Zimmermann defies secular humanism, arguing that religion should be seen as an element that increases rationality in the intellectual life. Through a Christological interpretation of Genesis 1:26-27, he emphasizes that the idea of freedom and purpose of human life are rooted in Christian Humanism. Hence, the divine plan of creation is completed in Christ. It is only in the light of incarnation that the Greco-Roman humanism, stuck in the abstraction of a distant god, breaks free and gets to know the true face of humanity: Christ himself. Thus, Christian Humanism is born out of the replacement of the terminology of the Greco-Roman logos by the figure of Christ. Since God creates everything through Christ, creation can be seen as an intelligent order—a common world governed by the laws of creation until Christ returns. Christian Humanism continues to be developed in the middle ages. Augustine sees education as a way to use every source of truth so that humans can develop Christlikeness. Scholasticism, in its turn, attempts to repair the fragmented knowledge of divine grace through human knowledge. Scholastics are aware that they are not able to know everything, but they are sure that they are able to know enough to live in the light of Christ. Scholasticism produced the idea of the university and established the fundamentals for science as we know it today.

Although many see the Renaissance as a secular project, Zimmerman reaffirms its Christian origins. He explains that the Renaissance keeps the Patristic language of deification, conceiving of an educational project that seeks to facilitate a fully rounded, rational faith. This rational faith binds fundamentally to Christian morality, since the foundation of morality is in Christ. Thus, all existing wisdom of the world is part of God’s truth.  Far from subverting the tradition of Christianity, the Renaissance pointed to the Bible as a source of poetry, literature and knowledge in general. In addition, it presented the church fathers as a solid example of Christians who are versed in literature and secular knowledge.

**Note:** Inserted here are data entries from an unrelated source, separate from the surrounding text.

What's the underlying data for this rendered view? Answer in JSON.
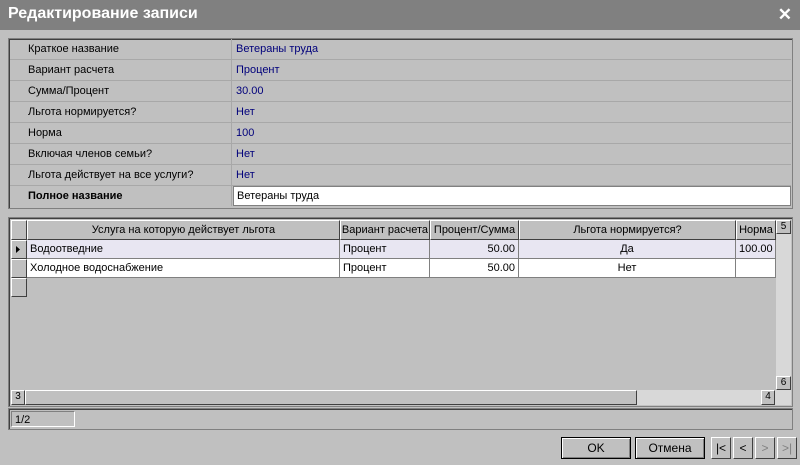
{
  "window": {
    "title": "Редактирование записи"
  },
  "properties": [
    {
      "label": "Краткое название",
      "value": "Ветераны труда"
    },
    {
      "label": "Вариант расчета",
      "value": "Процент"
    },
    {
      "label": "Сумма/Процент",
      "value": "30.00"
    },
    {
      "label": "Льгота нормируется?",
      "value": "Нет"
    },
    {
      "label": "Норма",
      "value": "100"
    },
    {
      "label": "Включая членов семьи?",
      "value": "Нет"
    },
    {
      "label": "Льгота действует на все услуги?",
      "value": "Нет"
    },
    {
      "label": "Полное название",
      "value": "Ветераны труда"
    }
  ],
  "grid": {
    "columns": [
      "Услуга на которую действует льгота",
      "Вариант расчета",
      "Процент/Сумма",
      "Льгота нормируется?",
      "Норма"
    ],
    "rows": [
      [
        "Водоотведние",
        "Процент",
        "50.00",
        "Да",
        "100.00"
      ],
      [
        "Холодное водоснабжение",
        "Процент",
        "50.00",
        "Нет",
        ""
      ]
    ],
    "scroll_up": "5",
    "scroll_down": "6",
    "scroll_left": "3",
    "scroll_right": "4"
  },
  "status": {
    "record": "1/2"
  },
  "buttons": {
    "ok": "OK",
    "cancel": "Отмена"
  },
  "nav": {
    "first": "|<",
    "prev": "<",
    "next": ">",
    "last": ">|"
  }
}
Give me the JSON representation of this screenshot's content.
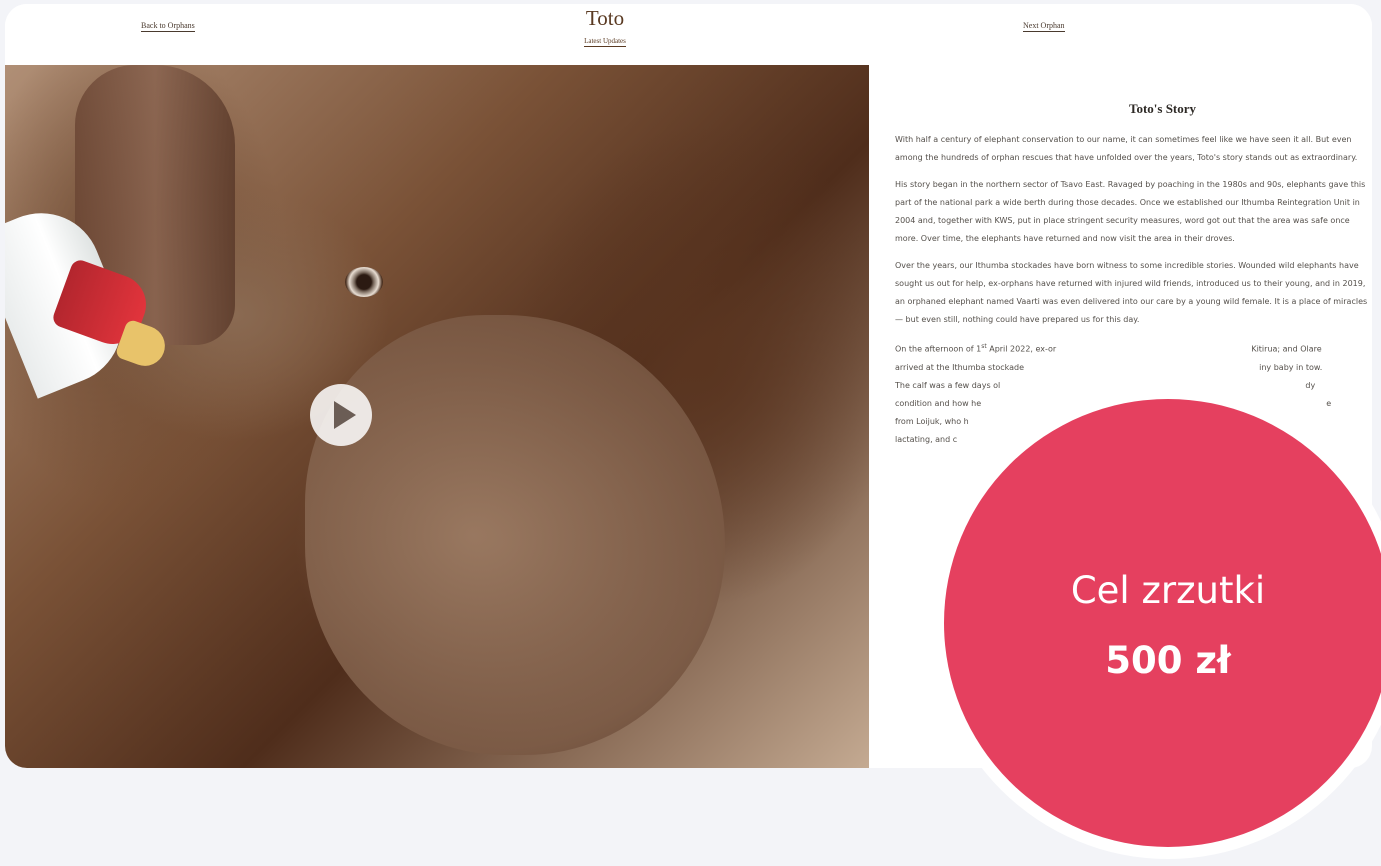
{
  "header": {
    "back_label": "Back to Orphans",
    "title": "Toto",
    "updates_label": "Latest Updates",
    "next_label": "Next Orphan"
  },
  "media": {
    "play_icon": "play-icon",
    "image_subject": "elephant-calf-bottle-feeding"
  },
  "story": {
    "heading": "Toto's Story",
    "paragraphs": [
      "With half a century of elephant conservation to our name, it can sometimes feel like we have seen it all. But even among the hundreds of orphan rescues that have unfolded over the years, Toto's story stands out as extraordinary.",
      "His story began in the northern sector of Tsavo East. Ravaged by poaching in the 1980s and 90s, elephants gave this part of the national park a wide berth during those decades. Once we established our Ithumba Reintegration Unit in 2004 and, together with KWS, put in place stringent security measures, word got out that the area was safe once more. Over time, the elephants have returned and now visit the area in their droves.",
      "Over the years, our Ithumba stockades have born witness to some incredible stories. Wounded wild elephants have sought us out for help, ex-orphans have returned with injured wild friends, introduced us to their young, and in 2019, an orphaned elephant named Vaarti was even delivered into our care by a young wild female. It is a place of miracles — but even still, nothing could have prepared us for this day."
    ],
    "p4_lines": [
      "On the afternoon of 1",
      "st",
      " April 2022, ex-or",
      "Kitirua; and Olare",
      "arrived at the Ithumba stockade",
      "iny baby in tow.",
      "The calf was a few days ol",
      "dy",
      "condition and how he",
      "e",
      "from Loijuk, who h",
      "lactating, and c"
    ]
  },
  "badge": {
    "label": "Cel zrzutki",
    "amount": "500 zł",
    "color": "#e5405f"
  }
}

Zimmermann argues that in all these periods there were no forbidden topics for analysis and study. Christian scholars were well read, and they mastered the most sophisticated philosophy. In that sense, every truth was worthy of analysis. Zimmermann also counters the accusation that the medieval university suppressed research that contradicted the faith. He explains that they were confident to seek truths, since they believed everything finds its meaning in Christ. Hence, the contradictions between science and faith were only apparent—eventually they all would be resolved. Liberal Arts Education should be seen as a hermeneutics of society. It is constructed on the belief that humanity is a gift that needs to be unfolded and acquired through people. Therefore, hermeneutics occupies a central position in Liberal Arts Education. Zimmermann also highlights that Western concepts of justice, freedom and others are not a mere coincidences, but rather  inspirations which were revealed by a historical process of Christian thought.  In order to keep this legacy, Liberal Arts Education is fundamental as a way to enable one to interpret this cultural heritage today.